Afterward, however, the boom left him with employees with not enough to do — a situation that the Covid-19 shutdowns, which left workers completely idle for at least a month, naturally exacerbated.
“There weren’t any new products to keep them going,” he said. “If you make $10 an hour and now you’re making five, it might be difficult.”
Direction from the territory’s leaders is needed to determine how much and how fast to keep building, he said.
“We as a country, the government, need to decide how fast you
want to grow,” he said. “And if we don’t want to continue to grow
fast, then unfortunately we’re going to have to let people repatriate, because if the country economically is not growing then you really can’t have a population [of the current size].”
Meanwhile, in the more portable industry of financial services,
many firms are continuing to operate at full capacity, and the Covid-19 era is offering an opportunity to try out business continuity
plans in real time.
“It’s not only about moving business around within the territory, but within the world,” said BVI Finance CEO Elise Donovan.
“In the short run, it’s important that business continuity plans are not only on the shelf, but that they are pulled down and tested, and that we make sure that we have in place all the factors that will allow us to continue to do business.”
After Irma, those continuity plans were honed, she said, but Covid-19 has presented new challenges.
“Many of our practitioners were able to relocate temporarily to other jurisdictions [post Irma], but that might be a challenge in the Covid-19
area,” Ms.
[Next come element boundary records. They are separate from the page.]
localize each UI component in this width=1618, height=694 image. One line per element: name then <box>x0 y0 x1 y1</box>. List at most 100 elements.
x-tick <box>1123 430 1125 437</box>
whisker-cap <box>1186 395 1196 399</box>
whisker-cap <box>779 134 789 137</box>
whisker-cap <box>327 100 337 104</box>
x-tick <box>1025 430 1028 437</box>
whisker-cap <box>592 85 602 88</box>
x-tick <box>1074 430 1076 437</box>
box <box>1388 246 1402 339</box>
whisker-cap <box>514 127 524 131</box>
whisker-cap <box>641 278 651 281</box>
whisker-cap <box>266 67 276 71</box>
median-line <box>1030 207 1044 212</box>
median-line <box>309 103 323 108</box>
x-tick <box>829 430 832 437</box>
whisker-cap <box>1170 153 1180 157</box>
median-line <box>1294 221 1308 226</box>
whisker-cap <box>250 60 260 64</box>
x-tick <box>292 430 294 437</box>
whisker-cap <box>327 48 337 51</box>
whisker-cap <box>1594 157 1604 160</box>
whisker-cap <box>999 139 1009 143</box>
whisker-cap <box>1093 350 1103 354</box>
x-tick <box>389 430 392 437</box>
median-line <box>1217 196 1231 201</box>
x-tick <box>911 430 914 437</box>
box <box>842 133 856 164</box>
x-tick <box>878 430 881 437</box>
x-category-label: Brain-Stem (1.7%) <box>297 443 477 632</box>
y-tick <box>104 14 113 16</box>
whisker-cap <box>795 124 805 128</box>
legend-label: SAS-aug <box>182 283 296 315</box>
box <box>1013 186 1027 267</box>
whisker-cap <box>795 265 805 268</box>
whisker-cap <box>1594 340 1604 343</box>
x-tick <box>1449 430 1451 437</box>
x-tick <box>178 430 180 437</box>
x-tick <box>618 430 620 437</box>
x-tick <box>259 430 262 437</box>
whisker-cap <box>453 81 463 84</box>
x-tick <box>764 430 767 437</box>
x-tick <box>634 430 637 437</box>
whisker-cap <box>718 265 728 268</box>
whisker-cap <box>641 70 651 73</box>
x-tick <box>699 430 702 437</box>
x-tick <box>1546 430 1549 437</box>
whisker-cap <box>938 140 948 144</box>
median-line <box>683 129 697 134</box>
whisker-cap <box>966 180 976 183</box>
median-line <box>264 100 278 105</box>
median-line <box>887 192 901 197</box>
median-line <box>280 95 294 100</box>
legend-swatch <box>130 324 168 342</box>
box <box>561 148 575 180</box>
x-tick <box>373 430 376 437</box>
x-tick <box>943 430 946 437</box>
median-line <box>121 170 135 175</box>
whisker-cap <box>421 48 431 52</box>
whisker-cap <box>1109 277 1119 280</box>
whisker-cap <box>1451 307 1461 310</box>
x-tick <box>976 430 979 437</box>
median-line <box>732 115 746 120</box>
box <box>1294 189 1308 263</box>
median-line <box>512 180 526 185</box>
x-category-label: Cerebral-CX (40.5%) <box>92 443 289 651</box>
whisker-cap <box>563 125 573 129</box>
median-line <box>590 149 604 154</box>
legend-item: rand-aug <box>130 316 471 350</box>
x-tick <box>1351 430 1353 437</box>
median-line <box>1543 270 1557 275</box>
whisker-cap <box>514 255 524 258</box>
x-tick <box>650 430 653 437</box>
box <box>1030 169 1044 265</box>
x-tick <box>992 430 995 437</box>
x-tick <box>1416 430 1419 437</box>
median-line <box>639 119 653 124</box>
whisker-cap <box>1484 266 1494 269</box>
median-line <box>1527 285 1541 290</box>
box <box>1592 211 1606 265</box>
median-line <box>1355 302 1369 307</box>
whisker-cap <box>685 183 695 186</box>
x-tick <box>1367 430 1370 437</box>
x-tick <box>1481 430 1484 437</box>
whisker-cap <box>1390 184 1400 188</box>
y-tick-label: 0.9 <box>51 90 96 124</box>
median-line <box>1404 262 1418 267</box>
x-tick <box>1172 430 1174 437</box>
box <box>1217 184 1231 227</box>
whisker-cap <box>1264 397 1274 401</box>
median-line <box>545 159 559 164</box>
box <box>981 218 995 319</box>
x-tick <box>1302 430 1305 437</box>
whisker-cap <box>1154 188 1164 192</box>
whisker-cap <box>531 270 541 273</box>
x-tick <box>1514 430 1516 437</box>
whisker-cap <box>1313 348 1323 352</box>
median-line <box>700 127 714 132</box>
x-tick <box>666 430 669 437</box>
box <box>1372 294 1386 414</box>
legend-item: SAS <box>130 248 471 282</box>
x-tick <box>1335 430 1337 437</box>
Donovan explained. “So we have to look at more self-sufficiency and more self-reliance internally [such as] positioning our telecommunications services to ensure more sustainability and resilience.”
Already this year, the territory has had success with digital services, digital marketing and digital court systems, all of which help keep the industry humming, even with offices closed and employees working
“I think the BVI financial services industry has continued to be very resilient in the face of any adversity we’ve seen that we’ve been able to adapt readily to remote working,” Ms. Donovan explained.
Successive governments, she said, have made inroads into fintech and the digital economy, hosting symposia and this year introducing a fintech sandbox regime, enabling startups to innovate with fewer regulatory burdens.
“We are fully into the digital disruption which has been accelerated by the Covid-19,” she said.
“And I think we ought to really look at the hurricane lens with: How can we do more within the confines of this environment?”